El Susurro de la Tierra: La Canción de Gabriela Pizarro
Bajo un cielo de octubre, donde las nubes danzaban con el viento salado de Lebu, nació Gabriela Eliana Pizarro Soto, un 14 de octubre de 1932, un día como hoy. El Pacífico lamía las rocas con su canto eterno, y en una casa de madera crujiente, Blanca Hortensia, su madre, tejía melodías de iglesia y ópera para arrullar a la pequeña. José Abraham, su padre, un caminante de senderos polvorientos, recogía rentas y relatos de campesinos, y en sus pasos, Gabriela, de ojos como luceros, bebía los primeros acordes del alma chilena: coplas que olían a eucalipto, cuecas que galopaban libres.
Lebu fue su cuna, un rincón donde el mar y la tierra se contaban secretos. Niña aún, seguía a su padre por caminos de barro, donde los arrendatarios, con voces curtidas por el sol, desgranaban tonadas que eran mapas del corazón. El folklore, susurro vivo de la gente, se le enredó en el alma como hiedra. “La tierra canta si la escuchas”, le diría años después Margot Loyola, pero Gabriela, con su risa de arroyo, ya lo sabía.

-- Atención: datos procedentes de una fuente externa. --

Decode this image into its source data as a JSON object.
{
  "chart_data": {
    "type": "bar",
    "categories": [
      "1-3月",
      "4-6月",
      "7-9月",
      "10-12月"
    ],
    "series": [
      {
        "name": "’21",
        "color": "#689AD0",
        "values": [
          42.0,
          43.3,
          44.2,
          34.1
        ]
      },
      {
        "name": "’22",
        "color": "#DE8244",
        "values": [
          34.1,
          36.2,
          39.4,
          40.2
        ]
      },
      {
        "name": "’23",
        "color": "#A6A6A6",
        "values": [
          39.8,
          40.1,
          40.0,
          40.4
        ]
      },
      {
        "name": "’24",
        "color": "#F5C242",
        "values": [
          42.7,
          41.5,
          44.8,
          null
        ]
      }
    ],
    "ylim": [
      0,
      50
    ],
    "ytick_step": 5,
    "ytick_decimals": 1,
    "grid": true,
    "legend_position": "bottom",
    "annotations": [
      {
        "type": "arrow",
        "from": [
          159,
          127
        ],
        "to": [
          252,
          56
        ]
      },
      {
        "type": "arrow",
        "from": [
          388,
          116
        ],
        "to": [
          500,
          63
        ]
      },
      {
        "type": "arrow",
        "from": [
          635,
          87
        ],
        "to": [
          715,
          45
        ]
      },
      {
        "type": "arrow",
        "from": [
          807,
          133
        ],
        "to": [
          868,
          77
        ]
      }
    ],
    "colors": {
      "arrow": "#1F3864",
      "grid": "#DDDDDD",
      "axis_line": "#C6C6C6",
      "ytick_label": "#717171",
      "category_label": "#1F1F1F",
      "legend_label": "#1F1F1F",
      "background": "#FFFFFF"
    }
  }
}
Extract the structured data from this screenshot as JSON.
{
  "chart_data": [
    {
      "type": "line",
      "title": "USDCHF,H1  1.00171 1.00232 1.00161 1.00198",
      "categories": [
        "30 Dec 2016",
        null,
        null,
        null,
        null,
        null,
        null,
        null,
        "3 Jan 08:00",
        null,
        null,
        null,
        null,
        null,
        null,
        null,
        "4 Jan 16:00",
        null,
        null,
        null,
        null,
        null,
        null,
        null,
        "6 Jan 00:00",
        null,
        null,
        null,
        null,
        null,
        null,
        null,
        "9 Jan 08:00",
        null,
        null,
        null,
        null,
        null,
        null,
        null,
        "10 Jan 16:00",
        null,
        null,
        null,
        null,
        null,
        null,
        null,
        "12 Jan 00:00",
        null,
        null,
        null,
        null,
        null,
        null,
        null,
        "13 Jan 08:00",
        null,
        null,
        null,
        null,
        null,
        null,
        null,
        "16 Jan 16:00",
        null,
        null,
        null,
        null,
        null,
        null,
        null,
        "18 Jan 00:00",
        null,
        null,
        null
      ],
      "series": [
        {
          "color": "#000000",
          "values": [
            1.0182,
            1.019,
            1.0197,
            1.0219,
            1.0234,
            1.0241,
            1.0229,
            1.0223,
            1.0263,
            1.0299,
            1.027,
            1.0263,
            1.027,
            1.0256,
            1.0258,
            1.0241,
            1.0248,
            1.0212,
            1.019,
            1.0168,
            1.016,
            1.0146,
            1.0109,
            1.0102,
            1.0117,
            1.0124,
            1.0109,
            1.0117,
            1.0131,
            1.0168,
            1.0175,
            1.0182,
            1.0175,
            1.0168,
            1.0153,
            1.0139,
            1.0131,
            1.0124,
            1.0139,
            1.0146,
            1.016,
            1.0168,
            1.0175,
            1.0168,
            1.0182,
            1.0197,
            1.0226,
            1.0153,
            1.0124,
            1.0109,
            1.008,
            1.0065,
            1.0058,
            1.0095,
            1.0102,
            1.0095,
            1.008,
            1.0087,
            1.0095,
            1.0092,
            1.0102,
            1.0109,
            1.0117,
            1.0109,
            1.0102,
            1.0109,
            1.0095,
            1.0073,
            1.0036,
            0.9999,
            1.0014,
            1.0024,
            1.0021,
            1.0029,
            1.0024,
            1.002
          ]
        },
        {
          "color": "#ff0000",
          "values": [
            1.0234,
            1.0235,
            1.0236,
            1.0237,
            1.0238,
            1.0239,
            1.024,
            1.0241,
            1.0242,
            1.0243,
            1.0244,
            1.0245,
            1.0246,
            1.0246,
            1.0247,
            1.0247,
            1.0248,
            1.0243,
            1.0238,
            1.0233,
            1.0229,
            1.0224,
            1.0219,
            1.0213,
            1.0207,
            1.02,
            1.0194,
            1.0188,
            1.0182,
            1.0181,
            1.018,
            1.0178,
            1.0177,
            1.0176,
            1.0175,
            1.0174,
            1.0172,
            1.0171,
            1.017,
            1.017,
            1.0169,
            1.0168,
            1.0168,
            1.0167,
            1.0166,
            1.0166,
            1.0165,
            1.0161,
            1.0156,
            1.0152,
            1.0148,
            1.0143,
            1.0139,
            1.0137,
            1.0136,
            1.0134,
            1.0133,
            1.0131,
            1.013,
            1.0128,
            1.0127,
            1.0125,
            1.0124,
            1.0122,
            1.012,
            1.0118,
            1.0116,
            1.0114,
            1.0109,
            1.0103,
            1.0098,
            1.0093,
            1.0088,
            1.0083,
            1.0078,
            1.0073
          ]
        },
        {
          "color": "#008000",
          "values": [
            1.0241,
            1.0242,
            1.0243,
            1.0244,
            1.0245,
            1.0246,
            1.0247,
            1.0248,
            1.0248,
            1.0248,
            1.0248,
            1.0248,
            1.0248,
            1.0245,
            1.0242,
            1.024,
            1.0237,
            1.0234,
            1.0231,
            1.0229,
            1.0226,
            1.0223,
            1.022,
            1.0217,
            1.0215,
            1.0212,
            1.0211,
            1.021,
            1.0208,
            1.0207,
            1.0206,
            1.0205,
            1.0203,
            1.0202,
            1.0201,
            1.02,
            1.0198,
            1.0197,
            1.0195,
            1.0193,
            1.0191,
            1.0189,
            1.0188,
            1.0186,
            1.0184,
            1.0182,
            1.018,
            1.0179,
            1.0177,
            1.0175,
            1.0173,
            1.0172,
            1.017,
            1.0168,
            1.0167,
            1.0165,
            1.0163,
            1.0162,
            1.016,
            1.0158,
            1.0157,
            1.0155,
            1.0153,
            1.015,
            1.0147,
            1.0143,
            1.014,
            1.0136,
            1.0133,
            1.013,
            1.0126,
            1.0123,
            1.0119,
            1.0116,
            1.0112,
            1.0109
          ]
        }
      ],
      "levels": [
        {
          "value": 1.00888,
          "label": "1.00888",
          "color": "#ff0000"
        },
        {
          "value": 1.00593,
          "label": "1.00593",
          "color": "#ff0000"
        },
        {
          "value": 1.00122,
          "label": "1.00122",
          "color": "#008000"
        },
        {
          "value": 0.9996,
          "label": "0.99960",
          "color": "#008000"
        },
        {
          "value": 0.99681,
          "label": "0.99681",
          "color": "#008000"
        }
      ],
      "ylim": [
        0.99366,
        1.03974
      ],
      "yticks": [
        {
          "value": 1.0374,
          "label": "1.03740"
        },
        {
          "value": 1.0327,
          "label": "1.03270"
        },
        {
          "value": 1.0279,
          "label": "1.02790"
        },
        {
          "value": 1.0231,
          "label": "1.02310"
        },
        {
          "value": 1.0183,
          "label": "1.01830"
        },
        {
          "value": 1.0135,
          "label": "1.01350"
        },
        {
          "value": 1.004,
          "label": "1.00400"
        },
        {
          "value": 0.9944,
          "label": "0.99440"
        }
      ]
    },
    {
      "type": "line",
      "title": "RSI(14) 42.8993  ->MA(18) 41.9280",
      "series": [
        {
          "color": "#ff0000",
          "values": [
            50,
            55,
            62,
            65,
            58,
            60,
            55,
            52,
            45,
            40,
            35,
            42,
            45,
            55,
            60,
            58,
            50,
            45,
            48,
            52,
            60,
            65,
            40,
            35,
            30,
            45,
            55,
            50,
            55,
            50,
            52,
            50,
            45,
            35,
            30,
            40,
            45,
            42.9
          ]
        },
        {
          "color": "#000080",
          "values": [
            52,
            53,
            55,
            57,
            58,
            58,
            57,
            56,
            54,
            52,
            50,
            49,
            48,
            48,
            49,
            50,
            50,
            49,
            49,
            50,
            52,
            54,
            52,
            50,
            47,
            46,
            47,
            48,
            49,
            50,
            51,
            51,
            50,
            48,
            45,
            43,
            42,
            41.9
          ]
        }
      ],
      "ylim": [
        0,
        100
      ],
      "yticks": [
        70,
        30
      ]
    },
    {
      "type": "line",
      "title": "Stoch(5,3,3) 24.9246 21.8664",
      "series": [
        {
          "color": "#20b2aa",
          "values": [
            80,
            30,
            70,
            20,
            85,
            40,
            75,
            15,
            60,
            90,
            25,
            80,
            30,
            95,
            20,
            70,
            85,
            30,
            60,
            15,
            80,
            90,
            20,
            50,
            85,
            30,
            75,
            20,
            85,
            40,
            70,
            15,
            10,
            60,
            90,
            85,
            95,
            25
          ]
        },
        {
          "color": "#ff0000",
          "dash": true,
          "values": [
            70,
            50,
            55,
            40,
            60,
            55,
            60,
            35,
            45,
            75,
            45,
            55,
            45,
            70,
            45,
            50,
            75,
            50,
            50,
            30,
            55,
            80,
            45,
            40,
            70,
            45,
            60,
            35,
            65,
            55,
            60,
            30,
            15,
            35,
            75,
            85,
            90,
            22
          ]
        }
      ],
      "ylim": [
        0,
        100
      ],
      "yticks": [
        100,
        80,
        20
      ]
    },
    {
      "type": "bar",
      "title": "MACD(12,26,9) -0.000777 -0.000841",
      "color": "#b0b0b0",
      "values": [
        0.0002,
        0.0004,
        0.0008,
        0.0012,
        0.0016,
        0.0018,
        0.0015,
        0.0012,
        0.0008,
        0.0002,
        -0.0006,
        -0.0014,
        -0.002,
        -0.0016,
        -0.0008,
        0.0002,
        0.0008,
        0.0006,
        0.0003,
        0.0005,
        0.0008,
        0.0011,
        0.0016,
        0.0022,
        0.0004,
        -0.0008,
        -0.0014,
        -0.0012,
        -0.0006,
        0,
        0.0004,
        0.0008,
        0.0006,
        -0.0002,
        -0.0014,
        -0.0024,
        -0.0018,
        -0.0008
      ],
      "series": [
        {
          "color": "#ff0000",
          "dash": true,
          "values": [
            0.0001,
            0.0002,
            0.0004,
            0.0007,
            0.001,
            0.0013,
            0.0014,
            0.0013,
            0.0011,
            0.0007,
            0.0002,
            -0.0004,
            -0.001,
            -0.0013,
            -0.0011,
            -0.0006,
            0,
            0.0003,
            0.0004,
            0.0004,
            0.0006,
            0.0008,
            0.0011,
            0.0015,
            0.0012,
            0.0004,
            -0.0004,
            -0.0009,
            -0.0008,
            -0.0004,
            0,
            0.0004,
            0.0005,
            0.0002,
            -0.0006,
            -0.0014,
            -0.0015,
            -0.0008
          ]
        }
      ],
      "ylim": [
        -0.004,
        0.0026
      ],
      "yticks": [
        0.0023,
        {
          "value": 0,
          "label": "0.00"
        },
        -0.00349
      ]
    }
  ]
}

A los dieciocho, con una guitarra que llevaba el eco de su madre, cruzó los Andes invisibles hacia Santiago. La ciudad rugía: tranvías, tangos, y el murmullo de la zamacueca en los barrios. En el Conservatorio, las partituras clásicas no le bastaron; su espíritu buscaba lo eterno. En peñas clandestinas, bajo el humo de cigarros y mates amargos, halló a Margot Loyola, tejedora de sueños. “Tienes la tierra en las venas, Gabriela. Canta para que no muera”, le susurró una noche, y esas palabras fueron su brújula.
En 1956, volvió a Lebu como quien regresa a un amor antiguo. Con un cuaderno gastado y una grabadora prestada, trepó cerros, navegó caletas, buscando guardianes de lo olvidado: Noemí Chamorro, Olga Niño, ancianas de voz rota que le regalaron tonadas como joyas. Gabriela no solo escuchaba; danzaba con sus ecos, transcribiendo un Chile que latía en los surcos de la memoria. Sus notas eran hilos de un tapiz inmortal, un canto contra el olvido.
Los sesenta la coronaron. En aulas vespertinas, enseñaba a rasgar la guitarra con el alma, no solo con los dedos. Sus alumnos aprendían la cueca brava, pero también la historia de la minga mapuche, el lamento de los salitreros. En el Conjunto Millaray, su refugio, la música era un río desbocado: cinco discos nacieron, vinilos que giraban como lunas en noches de fiesta. Allí conoció a Héctor Pavez, su amor, un guitarrista de manos ásperas y risa de cascada. Juntos, construyeron un hogar donde cada acorde era un verso de amor.
Mas el destino, traicionero como un viento de tormenta, trajo el 73. El golpe militar quebró el aire; la dictadura silenció las voces que olían a pueblo. Gabriela, con su canto rebelde, fue sombra en la mira. Amigos se desvanecieron, las peñas se volvieron susurros. En la penumbra, enseñó en secreto, escondiendo tonadas prohibidas como brasas bajo la ceniza. “La música no muere, se guarda en el latir del alma”, escribía en cartas que el miedo nunca dejó enviar.
Cuando la democracia asomó, frágil como un amanecer, Gabriela, con arrugas que cantaban victorias, siguió tejiendo. Publicó legados de papel y sonido, danzó con comunidades mapuches, vio su eco en discípulos que, como Violeta Parra, llevaron su luz al mundo. Con Margot y Violeta, fue un pilar del canto chileno, una trenza de mujeres que cosieron la identidad de una nación rota.
El 29 de diciembre de 1999, en Santiago, Gabriela se fundió con el viento. Dejó mil canciones, discos que aún giran en la penumbra, un legado que respira. Hoy, en este 14 de octubre, su nacimiento resuena como un acorde eterno. En Lebu, el mar murmura sus tonadas; en cada cueca, sus pasos vibran. Gabriela Pizarro no es pasado: es el latido de la tierra, el eco de un Chile que canta, libre, en el corazón de los que aún escuchan.